Cathy La Torre rientra nella categoria dei cosiddetti “influencer politici”, ossia di coloro che usano i social per diffondere contenuti che hanno un messaggio politico ben specifico.
La categoria è sempre più in espansione, ed è tra le cose da considerare quando si parla del rapporto tra social e politica. Non sono infatti solo i leader di partito ad utilizzare i social per scopi elettorali, ma anche diversi professionisti dell’informazione e della comunicazione si sono specializzati ormai nella diffusione di contenuti politicamente schierati. Succede a destra e forse sta iniziando a succedere anche a sinistra. Su questa scia la Lucarelli parla di una “bestiolina“, facendo anche nomi ben precisi – Tosa, Mola, Del Prete e La Torre – che cerca di ribaltare la macchina propagandistica di Salvini.
C’è un limite però tra usare i social per fare politica ed essere dei populisti: “Finché si usano i social per raccontare delle storie positive, o fare analisi un po’ più approfondite su questioni che magari sono state distorte, non si sta facendo niente di male”. Ciò che distingue La Torre dagli altri influencer politici è soprattutto il focus su questioni giuridiche, vicine al suo lavoro di avvocato. Si tratta spesso di contenuti comunque appassionati, che cercano di sollevare nel lettore determinati sentimenti. “Magari queste persone potrebbero iniziare a fare rete, ad organizzarsi come fa la Bestia, che usa strumenti – algoritmi ecc – che noi non conosciamo nemmeno”.
A questo proposito, La Torre invita la Lucarelli a proporre: “Oltre al pezzo di critica fine a sé stesso, che uno lo legge e poi si rompe anche un po’ le scatole, qual è la proposta?
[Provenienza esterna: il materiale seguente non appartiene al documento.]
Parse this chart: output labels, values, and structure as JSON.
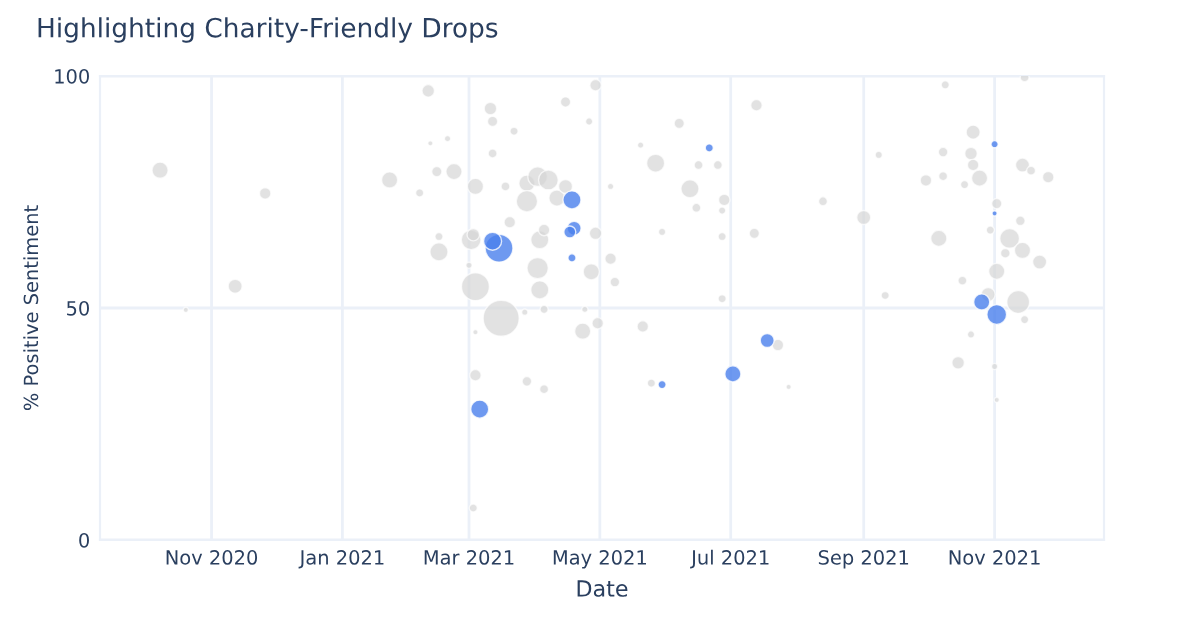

Facciamola!”.
“Se la critica che ci viene mossa è di scrivere tutti con la stessa retorica – ha spiegato parlando della “bestiolina” – dobbiamo considerare che siamo seguiti. Evidentemente quindi la gente ha bisogno di questo.” Post di Facebook basati su amore e compassione non sono populismo, perché “il populismo non è semplicemente i sentimenti invece della razionalità. Populismo significa che tu senti una cosa, non la verifichi e la diffondi in modo distorto.”
“Io racconto sempre ai miei amici di un vecchietto del mio paese, dove ero con mio padre, che iniziò a dire le solite cose sui migranti: hanno il telefono, i 30 euro al giorno. Questo è lo stereotipo populista, non verificato.” Finché si fa un lavoro che si attiene alla verità, basato su un’analisi e supportato da prove, allora dice La Torre “io non ci vedo questa grande tragedia, che poi l’amore non è mai populista.”